Anna Fagin, associée chez Entreprises de la mairie, a déclaré que son équipe privilégie désormais les entrepreneurs ayant déjà fait l’expérience de changements de cap, voire d’échecs. Dans un domaine en constante évolution, la capacité d’adaptation est devenue un atout précieux, loin d’un fondateur qui n’a jamais remis en question ses décisions. “C’est très courageux d’être un entrepreneur ouvert d’esprit, reconnaissant que chaque décision prise peut ne pas être la bonne. Nous apprécions donc les pivots”, a-t-elle expliqué.

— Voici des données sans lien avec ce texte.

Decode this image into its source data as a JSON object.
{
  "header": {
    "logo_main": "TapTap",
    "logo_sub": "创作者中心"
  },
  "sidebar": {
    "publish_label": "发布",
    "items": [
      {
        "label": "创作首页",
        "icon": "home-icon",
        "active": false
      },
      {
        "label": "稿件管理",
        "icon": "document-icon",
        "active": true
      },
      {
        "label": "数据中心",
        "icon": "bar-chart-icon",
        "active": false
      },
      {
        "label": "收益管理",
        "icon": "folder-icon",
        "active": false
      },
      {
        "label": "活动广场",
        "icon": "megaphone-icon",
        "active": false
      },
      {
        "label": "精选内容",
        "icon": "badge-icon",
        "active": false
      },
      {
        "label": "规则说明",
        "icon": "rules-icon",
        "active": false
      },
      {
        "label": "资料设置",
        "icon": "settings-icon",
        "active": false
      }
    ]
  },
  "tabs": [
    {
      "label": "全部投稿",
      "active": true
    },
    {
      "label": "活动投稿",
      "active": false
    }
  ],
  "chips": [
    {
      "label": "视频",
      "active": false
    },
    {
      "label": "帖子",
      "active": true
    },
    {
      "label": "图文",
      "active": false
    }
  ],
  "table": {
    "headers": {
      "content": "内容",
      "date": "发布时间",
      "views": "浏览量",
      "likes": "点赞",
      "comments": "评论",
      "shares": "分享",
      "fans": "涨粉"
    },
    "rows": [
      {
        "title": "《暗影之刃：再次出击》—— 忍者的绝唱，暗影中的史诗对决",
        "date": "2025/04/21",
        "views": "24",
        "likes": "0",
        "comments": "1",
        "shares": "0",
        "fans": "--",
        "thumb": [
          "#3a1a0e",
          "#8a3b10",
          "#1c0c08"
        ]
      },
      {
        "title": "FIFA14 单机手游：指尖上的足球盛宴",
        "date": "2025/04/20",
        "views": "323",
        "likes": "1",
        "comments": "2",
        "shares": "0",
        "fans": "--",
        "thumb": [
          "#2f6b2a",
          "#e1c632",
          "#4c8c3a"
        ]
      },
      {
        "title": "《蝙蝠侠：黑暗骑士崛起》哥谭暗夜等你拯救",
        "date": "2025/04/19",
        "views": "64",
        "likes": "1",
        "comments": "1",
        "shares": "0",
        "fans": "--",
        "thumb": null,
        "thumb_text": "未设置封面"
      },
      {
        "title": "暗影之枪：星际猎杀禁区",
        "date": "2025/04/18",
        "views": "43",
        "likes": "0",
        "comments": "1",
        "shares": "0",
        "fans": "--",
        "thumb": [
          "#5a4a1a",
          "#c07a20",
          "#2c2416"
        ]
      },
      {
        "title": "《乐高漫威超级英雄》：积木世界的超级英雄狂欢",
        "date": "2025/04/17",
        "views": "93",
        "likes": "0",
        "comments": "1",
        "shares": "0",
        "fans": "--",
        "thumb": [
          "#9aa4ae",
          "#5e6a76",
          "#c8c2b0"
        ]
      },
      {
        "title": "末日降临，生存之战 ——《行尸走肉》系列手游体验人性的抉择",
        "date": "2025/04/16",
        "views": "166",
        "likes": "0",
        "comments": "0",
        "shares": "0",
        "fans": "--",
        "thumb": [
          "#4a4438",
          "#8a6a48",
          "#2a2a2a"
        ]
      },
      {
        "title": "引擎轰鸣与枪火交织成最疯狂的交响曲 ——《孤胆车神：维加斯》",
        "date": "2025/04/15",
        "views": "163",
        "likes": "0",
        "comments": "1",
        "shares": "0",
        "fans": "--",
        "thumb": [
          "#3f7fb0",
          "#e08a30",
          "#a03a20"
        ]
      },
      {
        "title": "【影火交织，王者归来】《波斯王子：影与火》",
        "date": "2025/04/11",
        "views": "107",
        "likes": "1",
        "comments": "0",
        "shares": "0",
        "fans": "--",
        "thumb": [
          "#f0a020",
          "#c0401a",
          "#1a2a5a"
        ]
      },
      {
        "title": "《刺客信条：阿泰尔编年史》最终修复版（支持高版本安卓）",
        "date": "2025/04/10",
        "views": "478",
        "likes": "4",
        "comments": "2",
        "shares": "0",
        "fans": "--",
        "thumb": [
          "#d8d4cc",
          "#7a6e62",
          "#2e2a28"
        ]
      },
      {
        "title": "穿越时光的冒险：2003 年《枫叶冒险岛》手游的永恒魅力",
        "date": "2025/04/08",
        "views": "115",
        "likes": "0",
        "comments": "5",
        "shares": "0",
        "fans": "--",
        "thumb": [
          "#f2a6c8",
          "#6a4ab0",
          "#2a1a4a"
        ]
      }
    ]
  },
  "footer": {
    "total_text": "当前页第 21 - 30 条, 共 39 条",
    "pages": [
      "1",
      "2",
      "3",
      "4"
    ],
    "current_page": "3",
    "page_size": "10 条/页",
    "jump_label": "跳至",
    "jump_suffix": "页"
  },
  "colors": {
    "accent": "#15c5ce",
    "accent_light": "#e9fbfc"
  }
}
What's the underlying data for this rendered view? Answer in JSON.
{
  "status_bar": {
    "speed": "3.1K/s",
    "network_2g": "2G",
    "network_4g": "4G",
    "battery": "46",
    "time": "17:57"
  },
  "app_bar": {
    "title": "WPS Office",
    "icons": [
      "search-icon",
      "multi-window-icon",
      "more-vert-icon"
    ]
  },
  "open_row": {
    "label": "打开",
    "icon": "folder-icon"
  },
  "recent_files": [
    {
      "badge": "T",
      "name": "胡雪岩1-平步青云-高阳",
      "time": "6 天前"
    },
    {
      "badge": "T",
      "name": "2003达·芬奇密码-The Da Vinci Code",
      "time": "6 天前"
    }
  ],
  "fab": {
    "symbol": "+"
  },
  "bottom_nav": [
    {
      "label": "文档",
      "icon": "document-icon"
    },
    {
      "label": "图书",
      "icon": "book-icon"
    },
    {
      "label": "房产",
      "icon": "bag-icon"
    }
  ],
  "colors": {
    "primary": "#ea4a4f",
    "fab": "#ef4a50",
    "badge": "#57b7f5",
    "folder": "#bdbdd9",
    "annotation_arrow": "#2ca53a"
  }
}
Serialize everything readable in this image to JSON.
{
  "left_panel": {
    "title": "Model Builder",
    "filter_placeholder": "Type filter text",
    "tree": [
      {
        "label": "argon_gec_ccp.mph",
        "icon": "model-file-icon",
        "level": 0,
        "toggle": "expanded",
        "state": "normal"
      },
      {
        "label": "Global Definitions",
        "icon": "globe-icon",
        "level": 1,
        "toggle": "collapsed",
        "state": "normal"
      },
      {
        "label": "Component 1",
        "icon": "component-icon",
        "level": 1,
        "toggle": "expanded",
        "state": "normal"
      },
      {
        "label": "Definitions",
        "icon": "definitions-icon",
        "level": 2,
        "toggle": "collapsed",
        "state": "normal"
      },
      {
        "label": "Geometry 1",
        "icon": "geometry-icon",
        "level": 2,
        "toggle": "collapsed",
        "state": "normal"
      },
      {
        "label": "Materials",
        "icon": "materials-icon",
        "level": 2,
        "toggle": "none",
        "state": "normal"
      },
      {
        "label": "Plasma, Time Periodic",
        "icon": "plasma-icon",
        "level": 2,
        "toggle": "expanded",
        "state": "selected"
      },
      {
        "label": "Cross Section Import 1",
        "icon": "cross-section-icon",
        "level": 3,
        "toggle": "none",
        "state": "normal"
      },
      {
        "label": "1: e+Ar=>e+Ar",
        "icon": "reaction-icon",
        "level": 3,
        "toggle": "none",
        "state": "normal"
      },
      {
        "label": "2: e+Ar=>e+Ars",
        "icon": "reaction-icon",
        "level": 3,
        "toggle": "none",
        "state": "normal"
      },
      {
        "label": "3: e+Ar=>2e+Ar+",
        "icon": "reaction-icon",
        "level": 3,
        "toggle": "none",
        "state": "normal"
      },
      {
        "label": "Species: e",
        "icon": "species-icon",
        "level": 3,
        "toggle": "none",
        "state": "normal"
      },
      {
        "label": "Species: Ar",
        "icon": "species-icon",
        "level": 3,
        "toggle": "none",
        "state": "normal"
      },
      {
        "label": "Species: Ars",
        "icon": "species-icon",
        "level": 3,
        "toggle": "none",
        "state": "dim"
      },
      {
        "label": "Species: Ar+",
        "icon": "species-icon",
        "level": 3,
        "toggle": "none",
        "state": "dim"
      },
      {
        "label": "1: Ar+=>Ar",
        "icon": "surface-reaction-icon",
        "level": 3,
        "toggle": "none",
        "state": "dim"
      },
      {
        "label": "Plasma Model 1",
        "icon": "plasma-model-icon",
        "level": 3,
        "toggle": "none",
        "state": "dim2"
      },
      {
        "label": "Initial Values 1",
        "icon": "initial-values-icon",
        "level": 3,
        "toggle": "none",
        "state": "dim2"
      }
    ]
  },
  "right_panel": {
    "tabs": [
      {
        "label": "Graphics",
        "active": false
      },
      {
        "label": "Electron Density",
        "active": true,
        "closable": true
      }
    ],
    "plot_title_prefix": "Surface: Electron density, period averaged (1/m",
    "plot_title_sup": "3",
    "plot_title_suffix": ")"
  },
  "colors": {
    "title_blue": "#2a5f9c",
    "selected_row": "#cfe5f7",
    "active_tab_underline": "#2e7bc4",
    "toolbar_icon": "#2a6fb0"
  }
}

Dana Watt, associée chez Entreprises en petits groupes, a ajouté que la discipline est également cruciale dans le paysage actuel des startups. Alors que les outils d’IA abaissent les barrières d’entrée pour tester diverses idées, Watt a noté que de nombreux fondateurs risquent de se disperser au lieu de se concentrer. Elle recherche donc des fondateurs ayant une “compréhension parfaitement claire” de leurs points forts et une volonté de les défendre. “La concentration est primordiale de nos jours”, a-t-elle insisté.
Cette conscience de soi se manifeste également dans le choix des cofondateurs et des conseillers. Watt a souligné que l’un des plus grands signaux d’alarme est le manque d’entourage compétent chez les nouveaux entrepreneurs, qui constituent environ la moitié du portefeuille de Breakout. “Il ne suffit pas d’avoir une bonne idée. Un fondateur doit aussi être capable de convaincre des talents qualifiés d’investir leur carrière, surtout quand la concurrence avec des géants comme OpenAI est si intense”, a-t-elle noté.
Lisa Carmel, présidente du développement des affaires à Clinique Mayo, a reconnu que la conscience de soi fait souvent la différence entre un fondateur soutenu et un autre qui ne l’est pas. Elle a pris l’exemple de vitestro, une startup de phlébotomie robotique, dont le premier PDG a rapidement identifié le manque de présence aux États-Unis et a fait appel à un partenaire de Capitale du solstice pour y remédier. Cette proactivité a renforcé la confiance de Mayo dans un fondateur capable d’aborder des défis techniques et réglementaires complexes.
En somme, la clé du succès pour ces fondateurs ne réside pas seulement dans leur intelligence, mais aussi dans leur capacité à reconnaître leurs limites et à s’entourer des bonnes personnes.